Der Spiegel reported that NATO, under U.S. leadership, has been preparing for 100 days for possible publication of the photos and that the war-crimes cases were taken up by Vice President Joseph Biden in a conversation with Afghan President Hamid Karzai.
Holmes' attorney, Dan Conway, says his client was ordered to pose for the photo. "He was told to get in the photo, so he got in the photo," Conway said. "That doesn't make him a murderer."
Holmes has pleaded not guilty to the murder charge against him, saying he was given an order to open fire on the Afghan and was unaware that he was not an enemy combatant. Morlock's attorneys declined to comment on the photos. Morlock, whose court-martial is scheduled to start Wednesday, is expected to strike a plea bargain that could result in a sentence of up to 24 years and an agreement to testify against other soldiers.
In investigative documents reviewed by The Seattle Times, soldiers say images were passed around freely by Morlock and others.
"He [Morlock] would give them to anyone who would ask. He didn't try to hide them," Spc. Alexander Christy, a platoon member, told investigators.
The images published by Der Spiegel were part of a broader pool of photos and video taken by soldiers. They included a videotaped scene of another soldier, Spc. Corey Moore, stabbing the corpse of a dead Taliban fighter. Such images also may have reached soldiers of the 5th Brigade (Stryker), 2nd Infantry Division.
Der Spiegel reports obtaining some 4,000 images, but has not disclosed the source. In an interview with The Associated Press, a magazine spokesman said editors obscured the faces of the Afghan victims so they could not be identified.
"We needed to document [the accusations] in some form and were as restrained as possible," Hans-Ulrich Stoldt told AP.
(The Seattle Times decided to publish the Der Spiegel photos, also circulated online by news organizations in the United States and elsewhere, as part of its ongoing coverage of alleged war crimes against Afghan civilians by soldiers stationed at Joint Base Lewis-McChord. The Times will be covering the court-martial proceedings against the accused soldiers and believes the photos provide information and context that words alone do not.)
Monday was a holiday in Afghanistan, and there were no reports of protests or other incidents related to the publication of the photos, according to a NATO spokesman in Kabul.
"We are proceeding with business at hand," the spokesman said. "We expect most of the story to unfold at Joint Base Lewis-McChord, where those suspected of the crimes are standing trial."

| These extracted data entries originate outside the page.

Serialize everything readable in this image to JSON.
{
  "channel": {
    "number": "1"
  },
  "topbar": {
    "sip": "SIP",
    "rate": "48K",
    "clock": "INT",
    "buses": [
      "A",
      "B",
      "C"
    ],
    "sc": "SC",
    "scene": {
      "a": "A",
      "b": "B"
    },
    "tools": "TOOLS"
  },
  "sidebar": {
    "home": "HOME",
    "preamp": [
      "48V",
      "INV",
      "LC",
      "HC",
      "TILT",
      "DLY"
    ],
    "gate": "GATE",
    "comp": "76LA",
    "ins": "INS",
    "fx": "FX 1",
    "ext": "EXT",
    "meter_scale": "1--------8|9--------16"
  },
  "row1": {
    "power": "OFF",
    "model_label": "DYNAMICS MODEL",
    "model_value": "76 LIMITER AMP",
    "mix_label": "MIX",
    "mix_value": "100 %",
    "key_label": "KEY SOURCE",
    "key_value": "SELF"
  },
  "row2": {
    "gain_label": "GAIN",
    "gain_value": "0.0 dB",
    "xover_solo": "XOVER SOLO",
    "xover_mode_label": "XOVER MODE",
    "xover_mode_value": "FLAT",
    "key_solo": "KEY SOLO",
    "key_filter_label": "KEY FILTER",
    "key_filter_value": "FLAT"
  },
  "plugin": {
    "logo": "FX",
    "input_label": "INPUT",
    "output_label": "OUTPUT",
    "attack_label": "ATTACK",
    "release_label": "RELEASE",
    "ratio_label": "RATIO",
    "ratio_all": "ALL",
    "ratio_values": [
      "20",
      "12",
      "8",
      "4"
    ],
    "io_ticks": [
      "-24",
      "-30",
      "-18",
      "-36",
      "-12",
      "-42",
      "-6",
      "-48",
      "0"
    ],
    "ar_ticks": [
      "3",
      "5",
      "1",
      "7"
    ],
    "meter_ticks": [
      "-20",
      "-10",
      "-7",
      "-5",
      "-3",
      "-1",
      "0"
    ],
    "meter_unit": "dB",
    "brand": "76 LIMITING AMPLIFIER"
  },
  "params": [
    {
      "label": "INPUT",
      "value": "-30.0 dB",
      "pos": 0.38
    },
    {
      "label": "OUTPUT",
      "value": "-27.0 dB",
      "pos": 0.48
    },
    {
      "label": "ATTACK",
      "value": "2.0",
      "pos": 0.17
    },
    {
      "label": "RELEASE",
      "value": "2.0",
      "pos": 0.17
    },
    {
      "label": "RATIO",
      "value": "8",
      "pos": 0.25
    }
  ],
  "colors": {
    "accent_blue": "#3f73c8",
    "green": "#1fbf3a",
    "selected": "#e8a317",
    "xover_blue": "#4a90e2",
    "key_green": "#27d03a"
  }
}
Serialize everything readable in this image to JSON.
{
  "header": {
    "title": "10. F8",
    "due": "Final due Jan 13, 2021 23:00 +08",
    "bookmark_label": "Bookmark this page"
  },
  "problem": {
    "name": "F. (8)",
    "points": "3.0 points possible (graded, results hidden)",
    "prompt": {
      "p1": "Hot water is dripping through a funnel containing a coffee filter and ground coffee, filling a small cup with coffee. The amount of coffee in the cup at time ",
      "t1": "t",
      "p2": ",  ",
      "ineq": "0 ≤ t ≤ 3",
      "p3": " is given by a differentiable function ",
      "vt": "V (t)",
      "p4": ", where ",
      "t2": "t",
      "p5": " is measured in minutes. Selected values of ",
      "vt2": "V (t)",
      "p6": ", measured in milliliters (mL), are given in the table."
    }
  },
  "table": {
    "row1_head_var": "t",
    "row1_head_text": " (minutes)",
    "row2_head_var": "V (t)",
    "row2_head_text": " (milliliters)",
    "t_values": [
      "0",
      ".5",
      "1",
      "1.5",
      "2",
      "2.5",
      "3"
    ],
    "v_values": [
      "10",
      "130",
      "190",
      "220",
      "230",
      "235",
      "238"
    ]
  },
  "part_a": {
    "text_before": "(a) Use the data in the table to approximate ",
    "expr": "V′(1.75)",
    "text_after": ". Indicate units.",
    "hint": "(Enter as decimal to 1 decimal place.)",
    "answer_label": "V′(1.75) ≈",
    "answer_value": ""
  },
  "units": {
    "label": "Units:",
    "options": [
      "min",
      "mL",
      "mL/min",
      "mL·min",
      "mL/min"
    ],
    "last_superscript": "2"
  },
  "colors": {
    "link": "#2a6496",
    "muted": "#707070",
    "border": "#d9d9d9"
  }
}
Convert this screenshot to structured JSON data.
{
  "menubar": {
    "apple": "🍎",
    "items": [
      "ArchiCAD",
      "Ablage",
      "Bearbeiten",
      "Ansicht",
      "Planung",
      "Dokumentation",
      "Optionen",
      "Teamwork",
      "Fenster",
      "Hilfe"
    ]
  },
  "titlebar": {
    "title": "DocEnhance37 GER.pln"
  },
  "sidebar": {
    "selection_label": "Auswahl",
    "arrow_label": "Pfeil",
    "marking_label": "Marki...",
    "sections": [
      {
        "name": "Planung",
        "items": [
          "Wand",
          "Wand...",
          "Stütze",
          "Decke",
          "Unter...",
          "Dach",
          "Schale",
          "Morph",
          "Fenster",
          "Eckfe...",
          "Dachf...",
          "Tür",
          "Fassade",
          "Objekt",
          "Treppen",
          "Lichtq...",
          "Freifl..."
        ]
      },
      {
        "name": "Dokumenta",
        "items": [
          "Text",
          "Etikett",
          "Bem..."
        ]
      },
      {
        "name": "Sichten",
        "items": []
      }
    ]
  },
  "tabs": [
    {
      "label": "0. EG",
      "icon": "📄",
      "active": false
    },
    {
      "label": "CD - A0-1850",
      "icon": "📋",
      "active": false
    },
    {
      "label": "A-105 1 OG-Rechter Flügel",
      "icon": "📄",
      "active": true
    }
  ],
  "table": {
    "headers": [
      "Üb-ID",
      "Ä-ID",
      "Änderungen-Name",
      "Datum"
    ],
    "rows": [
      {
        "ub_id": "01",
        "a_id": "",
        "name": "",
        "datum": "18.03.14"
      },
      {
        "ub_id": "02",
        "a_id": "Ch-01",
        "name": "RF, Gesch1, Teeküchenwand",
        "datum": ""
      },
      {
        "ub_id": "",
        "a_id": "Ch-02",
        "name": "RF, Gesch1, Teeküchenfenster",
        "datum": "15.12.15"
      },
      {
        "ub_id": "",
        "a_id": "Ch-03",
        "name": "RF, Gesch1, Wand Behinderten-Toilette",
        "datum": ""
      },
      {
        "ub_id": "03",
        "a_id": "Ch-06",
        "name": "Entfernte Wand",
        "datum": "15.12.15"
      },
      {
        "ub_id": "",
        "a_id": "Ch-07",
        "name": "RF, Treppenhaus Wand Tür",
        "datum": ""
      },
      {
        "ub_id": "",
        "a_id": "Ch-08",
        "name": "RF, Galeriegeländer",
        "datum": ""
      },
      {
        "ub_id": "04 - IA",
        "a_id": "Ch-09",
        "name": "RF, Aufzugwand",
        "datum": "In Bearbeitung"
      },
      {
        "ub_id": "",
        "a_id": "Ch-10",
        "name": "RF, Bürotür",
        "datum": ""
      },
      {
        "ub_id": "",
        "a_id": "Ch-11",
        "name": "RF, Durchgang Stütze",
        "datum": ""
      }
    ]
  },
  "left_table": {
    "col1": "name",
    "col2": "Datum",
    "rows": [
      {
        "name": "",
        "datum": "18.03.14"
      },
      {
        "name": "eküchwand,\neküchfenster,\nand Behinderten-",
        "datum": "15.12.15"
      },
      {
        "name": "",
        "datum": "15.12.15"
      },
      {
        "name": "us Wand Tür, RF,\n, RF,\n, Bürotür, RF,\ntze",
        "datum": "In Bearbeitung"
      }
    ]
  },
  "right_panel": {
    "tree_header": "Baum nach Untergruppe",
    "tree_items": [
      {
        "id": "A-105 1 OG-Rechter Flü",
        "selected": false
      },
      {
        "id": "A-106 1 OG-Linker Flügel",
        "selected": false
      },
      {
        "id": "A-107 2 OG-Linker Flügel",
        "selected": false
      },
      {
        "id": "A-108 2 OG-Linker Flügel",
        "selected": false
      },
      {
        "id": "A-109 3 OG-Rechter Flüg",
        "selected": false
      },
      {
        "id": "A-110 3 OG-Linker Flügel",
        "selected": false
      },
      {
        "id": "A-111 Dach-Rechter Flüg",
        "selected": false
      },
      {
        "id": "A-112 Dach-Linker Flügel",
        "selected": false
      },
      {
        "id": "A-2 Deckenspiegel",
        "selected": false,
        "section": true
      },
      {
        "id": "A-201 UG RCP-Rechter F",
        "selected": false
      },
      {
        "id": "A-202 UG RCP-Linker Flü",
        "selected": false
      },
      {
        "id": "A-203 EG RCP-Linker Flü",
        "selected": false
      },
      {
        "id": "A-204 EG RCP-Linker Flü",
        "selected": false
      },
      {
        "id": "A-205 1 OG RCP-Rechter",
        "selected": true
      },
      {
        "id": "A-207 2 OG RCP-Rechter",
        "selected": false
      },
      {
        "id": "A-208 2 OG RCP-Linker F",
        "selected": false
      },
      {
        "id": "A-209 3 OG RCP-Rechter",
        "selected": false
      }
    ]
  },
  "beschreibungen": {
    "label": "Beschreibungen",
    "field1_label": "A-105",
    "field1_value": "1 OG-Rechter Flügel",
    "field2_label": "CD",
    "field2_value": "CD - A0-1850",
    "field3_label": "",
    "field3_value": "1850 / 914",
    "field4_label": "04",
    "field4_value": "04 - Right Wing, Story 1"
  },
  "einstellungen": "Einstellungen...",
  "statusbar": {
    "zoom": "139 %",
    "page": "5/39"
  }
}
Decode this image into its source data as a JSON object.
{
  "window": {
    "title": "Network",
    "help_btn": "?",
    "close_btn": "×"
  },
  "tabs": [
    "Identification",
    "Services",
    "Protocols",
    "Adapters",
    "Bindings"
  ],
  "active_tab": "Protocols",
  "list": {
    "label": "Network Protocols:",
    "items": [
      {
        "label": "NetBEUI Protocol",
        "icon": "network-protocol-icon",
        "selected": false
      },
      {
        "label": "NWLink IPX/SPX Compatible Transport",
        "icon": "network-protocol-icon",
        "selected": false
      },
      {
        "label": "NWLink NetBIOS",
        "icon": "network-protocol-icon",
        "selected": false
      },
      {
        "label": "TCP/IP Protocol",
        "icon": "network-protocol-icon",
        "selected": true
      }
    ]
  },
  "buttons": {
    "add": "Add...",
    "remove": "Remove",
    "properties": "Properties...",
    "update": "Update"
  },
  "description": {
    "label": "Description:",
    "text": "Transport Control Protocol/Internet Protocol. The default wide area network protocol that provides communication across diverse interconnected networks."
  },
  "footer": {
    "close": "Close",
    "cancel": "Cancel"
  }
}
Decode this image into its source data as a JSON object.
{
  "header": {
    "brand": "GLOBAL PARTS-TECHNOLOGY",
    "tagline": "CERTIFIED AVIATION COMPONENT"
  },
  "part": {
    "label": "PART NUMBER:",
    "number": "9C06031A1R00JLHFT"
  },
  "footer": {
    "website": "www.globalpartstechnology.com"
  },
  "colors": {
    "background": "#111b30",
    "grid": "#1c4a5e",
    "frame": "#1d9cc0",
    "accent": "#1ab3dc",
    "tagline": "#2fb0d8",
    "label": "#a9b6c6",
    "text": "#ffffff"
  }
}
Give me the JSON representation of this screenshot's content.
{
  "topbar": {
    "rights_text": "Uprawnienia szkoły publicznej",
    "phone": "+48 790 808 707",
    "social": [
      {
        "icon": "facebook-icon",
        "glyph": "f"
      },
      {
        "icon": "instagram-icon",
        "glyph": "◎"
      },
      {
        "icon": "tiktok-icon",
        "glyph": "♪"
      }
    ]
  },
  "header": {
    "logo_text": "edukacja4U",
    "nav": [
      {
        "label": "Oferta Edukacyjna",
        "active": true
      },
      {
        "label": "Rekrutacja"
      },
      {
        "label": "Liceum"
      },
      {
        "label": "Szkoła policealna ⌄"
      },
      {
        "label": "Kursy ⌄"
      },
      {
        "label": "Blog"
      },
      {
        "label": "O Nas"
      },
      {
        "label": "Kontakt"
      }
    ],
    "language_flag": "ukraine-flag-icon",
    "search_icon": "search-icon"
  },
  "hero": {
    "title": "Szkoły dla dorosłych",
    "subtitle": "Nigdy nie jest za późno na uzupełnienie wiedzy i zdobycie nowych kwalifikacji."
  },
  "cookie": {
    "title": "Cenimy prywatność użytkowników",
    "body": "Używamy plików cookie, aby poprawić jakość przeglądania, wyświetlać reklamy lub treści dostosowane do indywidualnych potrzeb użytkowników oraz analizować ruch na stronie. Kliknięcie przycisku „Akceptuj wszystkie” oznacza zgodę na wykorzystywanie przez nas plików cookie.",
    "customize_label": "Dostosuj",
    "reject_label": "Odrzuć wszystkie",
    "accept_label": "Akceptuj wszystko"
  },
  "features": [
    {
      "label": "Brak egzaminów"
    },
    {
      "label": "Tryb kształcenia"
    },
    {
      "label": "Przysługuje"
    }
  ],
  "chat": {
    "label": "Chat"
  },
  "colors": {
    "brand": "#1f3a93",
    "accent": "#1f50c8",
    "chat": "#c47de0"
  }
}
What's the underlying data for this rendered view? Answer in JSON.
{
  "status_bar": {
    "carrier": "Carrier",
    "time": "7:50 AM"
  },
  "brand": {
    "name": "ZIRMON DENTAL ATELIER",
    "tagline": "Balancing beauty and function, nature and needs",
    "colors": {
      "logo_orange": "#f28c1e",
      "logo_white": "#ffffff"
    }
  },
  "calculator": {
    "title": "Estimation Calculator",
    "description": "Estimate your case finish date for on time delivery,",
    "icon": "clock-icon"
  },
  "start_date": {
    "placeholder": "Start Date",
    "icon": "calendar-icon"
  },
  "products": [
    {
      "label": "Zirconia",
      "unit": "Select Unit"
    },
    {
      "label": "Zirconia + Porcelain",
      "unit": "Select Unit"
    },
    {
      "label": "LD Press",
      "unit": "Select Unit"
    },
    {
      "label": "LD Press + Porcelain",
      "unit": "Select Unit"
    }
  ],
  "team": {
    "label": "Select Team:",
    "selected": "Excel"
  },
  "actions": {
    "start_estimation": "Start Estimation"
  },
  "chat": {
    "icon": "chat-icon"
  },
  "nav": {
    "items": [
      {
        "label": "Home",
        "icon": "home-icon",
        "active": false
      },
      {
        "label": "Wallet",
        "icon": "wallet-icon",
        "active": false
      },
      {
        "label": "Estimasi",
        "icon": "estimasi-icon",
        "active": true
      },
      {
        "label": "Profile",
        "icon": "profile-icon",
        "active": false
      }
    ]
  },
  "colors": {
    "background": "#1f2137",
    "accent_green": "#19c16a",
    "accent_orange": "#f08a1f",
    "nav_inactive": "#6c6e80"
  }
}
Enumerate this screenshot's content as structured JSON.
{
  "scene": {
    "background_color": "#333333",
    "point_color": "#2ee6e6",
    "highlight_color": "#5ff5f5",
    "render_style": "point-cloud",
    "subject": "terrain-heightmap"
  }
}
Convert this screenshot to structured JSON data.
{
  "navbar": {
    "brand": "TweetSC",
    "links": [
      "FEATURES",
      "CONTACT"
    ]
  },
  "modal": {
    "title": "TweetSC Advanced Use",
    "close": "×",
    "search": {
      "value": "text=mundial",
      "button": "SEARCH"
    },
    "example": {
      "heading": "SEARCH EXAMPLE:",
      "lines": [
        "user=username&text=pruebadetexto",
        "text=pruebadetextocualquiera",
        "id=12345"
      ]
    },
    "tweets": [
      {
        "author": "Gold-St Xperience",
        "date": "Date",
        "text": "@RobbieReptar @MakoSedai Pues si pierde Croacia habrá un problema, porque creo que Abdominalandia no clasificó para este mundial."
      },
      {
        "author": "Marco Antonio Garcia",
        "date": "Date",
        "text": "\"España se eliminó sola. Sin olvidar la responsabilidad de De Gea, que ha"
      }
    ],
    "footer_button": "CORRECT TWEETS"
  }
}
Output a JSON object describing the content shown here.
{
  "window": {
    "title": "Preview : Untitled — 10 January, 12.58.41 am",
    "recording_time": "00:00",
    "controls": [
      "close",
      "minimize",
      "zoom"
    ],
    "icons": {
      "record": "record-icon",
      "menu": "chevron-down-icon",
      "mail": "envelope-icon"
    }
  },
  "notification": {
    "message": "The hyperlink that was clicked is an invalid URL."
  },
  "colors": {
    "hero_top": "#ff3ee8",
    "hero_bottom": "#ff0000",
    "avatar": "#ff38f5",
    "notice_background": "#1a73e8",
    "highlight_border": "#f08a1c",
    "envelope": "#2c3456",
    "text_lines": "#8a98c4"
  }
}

The photos are expected to gain much wider distribution in Afghanistan in coming days. One concern is whether Karzai, an emotional and sometimes unpredictable politician, will make public statements that will stoke Afghan anger.
"The big question is how much the local press picks up on this, and how that is spurred by Karzai," said Michael O'Hanlon, a Brookings Institution senior fellow who recently returned from a trip to Afghanistan, where he met with Karzai. "I am hopeful that this will not blow up, but predicting that with confidence is more than I want to do."
Karzai recently lashed out over civilian-casualties incidents that included the accidental killing of nine children during a NATO airstrike.
In 2010, the Afghanistan Independent Human Rights Commission reported 2,777 conflict-related civilian deaths, an increase of 15 percent from 2009. Taliban and other anti-government forces were linked to 2,080 of those deaths.
Public-diplomacy expert Kristin Lord of the Center for a New American Security, a nonpartisan national-security think tank, said she believes the impact of the photos will be felt beyond Afghanistan.
"The vast majority of Americans and American soldiers will consider these acts despicable and revolting," Lord said.
"But the photographs will have strategic consequences as they are disseminated globally. Their coverage in the media is likely to overwhelm coverage of the many more positive but less visible acts that Americans engage in every day."